After presenting his report in person to the Secretary-General, President Cardoso briefed national delegations at the United Nations in New York this morning, and in Geneva via videoconference.
In a letter transmitting the Panel’s study to the General Assembly, the Secretary-General asked Member States to give it careful consideration, and said that he would meet with the General Assembly in a few weeks on follow-up. The Panel’s recommendations are categorized according to those within the area of the Secretary-General’s competence, and those requiring action by Member States.
The sometimes-fraught relation between civil society groups, such as non-governmental organizations, and governments at the United Nations is referred to by the Panel members.
“Over the years, the UN’s relationship with civil society has strengthened greatly and multiplied”, they say. But “difficulties and tensions have arisen, particularly in the deliberative process. Governments do not always welcome sharing what has traditionally been their preserve... At the same time, many in civil society are becoming frustrated; they can speak in the UN but question whether anyone is listening, or whether their participation has any impact on outcomes.”
The Panel on civil society relations was appointed in February 2002 as part of Secretary-General Kofi Annan’s comprehensive reform of the United Nations Organization. Along with President Cardoso, it includes 12 additional members affiliated with governments, non-governmental organizations, academia and/or the private sector. They are Bagher Asadi (Iran), Manuel Castells (Spain), Birgitta Dahl (Sweden), Peggy Dulany (United States), André Erdös (Hungary), Asma Khader (Jordan), Juan Mayr (Colombia), Malini Mehra (India), Kumi Naidoo (South Africa), Mary Racelis (Philippines), Prakash Ratilal (Mozambique) and Aminata Traoré (Mali).
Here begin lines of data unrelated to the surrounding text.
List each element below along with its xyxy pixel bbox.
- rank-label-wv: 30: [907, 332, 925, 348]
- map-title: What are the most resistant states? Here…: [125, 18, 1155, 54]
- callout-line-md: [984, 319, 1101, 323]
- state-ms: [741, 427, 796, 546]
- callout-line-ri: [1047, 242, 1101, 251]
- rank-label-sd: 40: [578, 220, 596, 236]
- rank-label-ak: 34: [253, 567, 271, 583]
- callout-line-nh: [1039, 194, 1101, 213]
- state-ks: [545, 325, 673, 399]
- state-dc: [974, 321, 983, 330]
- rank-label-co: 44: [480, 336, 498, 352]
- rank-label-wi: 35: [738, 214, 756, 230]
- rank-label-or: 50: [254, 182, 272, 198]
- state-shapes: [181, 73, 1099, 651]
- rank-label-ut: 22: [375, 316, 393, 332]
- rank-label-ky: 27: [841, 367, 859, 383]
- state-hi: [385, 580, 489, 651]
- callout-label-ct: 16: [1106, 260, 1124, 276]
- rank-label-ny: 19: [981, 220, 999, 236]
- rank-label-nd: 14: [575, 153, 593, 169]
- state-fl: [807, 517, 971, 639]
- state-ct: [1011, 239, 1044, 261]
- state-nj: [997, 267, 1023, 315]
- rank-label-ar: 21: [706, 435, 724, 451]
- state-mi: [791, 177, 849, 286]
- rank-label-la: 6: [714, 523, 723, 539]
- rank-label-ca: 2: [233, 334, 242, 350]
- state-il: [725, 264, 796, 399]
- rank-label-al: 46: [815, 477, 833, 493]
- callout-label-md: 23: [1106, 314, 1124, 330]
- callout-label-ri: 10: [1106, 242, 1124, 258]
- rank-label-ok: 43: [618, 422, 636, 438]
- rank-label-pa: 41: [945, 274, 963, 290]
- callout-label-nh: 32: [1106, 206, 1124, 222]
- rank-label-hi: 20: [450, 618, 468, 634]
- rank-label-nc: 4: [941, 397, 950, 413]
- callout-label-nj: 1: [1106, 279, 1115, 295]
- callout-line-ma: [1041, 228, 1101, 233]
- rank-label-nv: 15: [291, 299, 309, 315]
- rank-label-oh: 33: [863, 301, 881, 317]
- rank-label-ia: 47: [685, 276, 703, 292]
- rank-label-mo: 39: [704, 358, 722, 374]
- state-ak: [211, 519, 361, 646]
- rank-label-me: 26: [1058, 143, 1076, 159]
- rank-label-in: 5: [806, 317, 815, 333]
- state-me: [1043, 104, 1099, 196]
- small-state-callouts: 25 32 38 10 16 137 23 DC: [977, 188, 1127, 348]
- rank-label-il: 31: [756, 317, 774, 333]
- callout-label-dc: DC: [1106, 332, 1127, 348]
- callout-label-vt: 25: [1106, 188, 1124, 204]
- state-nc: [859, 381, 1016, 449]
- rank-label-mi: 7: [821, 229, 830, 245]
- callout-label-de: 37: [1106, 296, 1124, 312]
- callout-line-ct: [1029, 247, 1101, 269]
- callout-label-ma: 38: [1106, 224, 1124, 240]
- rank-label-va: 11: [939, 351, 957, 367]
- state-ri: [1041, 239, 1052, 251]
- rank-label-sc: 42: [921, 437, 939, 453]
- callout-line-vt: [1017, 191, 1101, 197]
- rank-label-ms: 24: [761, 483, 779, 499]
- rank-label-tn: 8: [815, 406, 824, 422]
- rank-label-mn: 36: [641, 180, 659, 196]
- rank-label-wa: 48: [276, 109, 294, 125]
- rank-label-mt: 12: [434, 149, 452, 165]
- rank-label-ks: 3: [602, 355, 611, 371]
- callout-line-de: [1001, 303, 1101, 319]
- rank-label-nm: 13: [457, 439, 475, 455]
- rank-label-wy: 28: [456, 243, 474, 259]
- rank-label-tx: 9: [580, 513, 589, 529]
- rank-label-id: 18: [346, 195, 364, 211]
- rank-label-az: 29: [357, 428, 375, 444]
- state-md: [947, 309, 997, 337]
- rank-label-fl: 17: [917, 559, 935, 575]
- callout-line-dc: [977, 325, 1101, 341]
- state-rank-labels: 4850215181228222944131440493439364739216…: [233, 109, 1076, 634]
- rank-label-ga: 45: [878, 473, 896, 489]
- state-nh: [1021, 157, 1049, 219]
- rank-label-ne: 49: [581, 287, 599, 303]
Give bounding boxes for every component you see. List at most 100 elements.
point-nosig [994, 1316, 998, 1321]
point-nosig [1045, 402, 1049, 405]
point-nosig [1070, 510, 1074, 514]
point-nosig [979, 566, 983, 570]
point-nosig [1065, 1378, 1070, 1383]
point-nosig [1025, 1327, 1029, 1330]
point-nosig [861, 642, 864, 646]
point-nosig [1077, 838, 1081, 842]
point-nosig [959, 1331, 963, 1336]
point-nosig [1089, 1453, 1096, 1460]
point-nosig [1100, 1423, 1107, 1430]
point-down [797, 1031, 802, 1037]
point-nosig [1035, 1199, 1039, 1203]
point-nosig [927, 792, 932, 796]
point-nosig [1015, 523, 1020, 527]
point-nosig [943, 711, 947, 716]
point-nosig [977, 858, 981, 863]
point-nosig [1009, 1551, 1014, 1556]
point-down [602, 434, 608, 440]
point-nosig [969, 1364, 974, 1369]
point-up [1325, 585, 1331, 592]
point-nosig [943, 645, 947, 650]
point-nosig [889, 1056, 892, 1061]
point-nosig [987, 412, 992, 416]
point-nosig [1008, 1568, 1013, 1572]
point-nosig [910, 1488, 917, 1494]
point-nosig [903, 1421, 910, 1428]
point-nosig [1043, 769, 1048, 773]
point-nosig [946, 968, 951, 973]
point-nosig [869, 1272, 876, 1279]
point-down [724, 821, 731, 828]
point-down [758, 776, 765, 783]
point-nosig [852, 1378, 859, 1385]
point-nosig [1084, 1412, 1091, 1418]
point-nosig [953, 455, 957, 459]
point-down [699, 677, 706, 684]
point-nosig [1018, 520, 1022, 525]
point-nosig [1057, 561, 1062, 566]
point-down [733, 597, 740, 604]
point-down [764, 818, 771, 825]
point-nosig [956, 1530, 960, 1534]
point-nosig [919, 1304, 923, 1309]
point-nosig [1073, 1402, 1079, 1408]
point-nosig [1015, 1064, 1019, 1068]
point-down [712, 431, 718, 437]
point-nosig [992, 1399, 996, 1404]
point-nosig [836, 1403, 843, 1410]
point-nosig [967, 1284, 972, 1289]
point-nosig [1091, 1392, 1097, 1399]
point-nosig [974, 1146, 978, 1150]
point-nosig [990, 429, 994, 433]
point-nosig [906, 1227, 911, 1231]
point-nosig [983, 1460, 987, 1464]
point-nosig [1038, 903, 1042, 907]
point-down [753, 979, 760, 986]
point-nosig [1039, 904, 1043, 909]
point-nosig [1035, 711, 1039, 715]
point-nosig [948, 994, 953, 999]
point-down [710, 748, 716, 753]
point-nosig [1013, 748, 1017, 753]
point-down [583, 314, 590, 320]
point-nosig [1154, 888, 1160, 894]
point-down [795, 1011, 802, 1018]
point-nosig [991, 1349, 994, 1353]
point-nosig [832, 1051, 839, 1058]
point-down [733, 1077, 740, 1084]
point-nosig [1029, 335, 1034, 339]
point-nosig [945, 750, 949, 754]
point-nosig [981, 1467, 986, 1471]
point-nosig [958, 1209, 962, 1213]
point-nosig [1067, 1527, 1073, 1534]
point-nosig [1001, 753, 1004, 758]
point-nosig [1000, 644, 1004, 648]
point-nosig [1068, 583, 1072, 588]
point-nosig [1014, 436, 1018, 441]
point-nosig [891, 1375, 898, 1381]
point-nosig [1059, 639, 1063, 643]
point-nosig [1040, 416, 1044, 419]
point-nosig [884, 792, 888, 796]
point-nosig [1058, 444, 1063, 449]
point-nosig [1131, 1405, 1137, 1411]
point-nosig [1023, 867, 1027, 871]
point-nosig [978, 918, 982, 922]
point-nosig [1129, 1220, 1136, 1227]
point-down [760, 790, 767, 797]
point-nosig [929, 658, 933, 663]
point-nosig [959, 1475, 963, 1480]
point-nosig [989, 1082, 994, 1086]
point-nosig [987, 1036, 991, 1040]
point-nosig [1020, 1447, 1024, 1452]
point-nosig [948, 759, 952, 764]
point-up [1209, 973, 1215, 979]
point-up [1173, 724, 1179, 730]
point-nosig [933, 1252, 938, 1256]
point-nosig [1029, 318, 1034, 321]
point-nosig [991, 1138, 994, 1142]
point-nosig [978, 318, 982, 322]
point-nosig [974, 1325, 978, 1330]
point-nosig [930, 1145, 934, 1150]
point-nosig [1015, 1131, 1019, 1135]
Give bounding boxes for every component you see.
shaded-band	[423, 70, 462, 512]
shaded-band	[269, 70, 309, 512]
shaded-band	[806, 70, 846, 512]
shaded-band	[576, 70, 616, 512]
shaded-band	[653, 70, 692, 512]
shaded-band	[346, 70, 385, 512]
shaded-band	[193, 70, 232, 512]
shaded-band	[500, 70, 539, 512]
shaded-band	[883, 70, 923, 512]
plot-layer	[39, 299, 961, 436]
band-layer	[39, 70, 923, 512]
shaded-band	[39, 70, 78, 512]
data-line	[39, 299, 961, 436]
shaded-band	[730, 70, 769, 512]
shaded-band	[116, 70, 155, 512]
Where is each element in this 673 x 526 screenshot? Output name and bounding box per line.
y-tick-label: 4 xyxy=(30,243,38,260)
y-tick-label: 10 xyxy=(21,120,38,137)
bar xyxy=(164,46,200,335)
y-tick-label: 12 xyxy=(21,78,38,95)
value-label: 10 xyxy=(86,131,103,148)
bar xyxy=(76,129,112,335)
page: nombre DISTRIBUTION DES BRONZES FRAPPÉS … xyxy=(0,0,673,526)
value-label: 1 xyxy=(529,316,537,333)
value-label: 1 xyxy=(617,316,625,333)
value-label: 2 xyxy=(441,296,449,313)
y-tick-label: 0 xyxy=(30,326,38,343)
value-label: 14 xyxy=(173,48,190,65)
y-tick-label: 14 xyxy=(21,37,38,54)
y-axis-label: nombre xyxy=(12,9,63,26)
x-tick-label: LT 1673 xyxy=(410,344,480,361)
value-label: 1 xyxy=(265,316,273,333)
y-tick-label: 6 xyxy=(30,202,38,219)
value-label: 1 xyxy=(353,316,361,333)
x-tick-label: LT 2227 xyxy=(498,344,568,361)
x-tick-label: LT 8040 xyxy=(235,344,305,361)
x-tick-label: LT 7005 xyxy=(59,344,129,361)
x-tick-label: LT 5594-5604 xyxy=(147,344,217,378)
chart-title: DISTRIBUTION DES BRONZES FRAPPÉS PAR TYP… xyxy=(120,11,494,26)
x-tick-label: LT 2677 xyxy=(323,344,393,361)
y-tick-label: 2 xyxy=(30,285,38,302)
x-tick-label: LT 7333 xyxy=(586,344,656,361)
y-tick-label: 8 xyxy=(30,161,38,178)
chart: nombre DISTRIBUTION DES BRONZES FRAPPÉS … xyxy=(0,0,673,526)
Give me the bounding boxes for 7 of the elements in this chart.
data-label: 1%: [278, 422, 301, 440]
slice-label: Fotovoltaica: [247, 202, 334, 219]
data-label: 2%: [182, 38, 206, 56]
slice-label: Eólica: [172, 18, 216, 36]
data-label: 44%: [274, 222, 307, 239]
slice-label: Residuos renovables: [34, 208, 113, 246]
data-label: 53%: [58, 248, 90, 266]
The Panel chairman presents their recommendations on civil society as substantive but not revolutionary.
Noting that in the mandate to the Panel, the Secretary-General encouraged it to be “bold and pragmatic”, President Cardoso said “Being bold meant developing proposals that are far-reaching, innovative and perhaps at the margins of possibility”. “Being pragmatic meant that those ideas are sufficiently realistic to fall inside the margins of possibility.”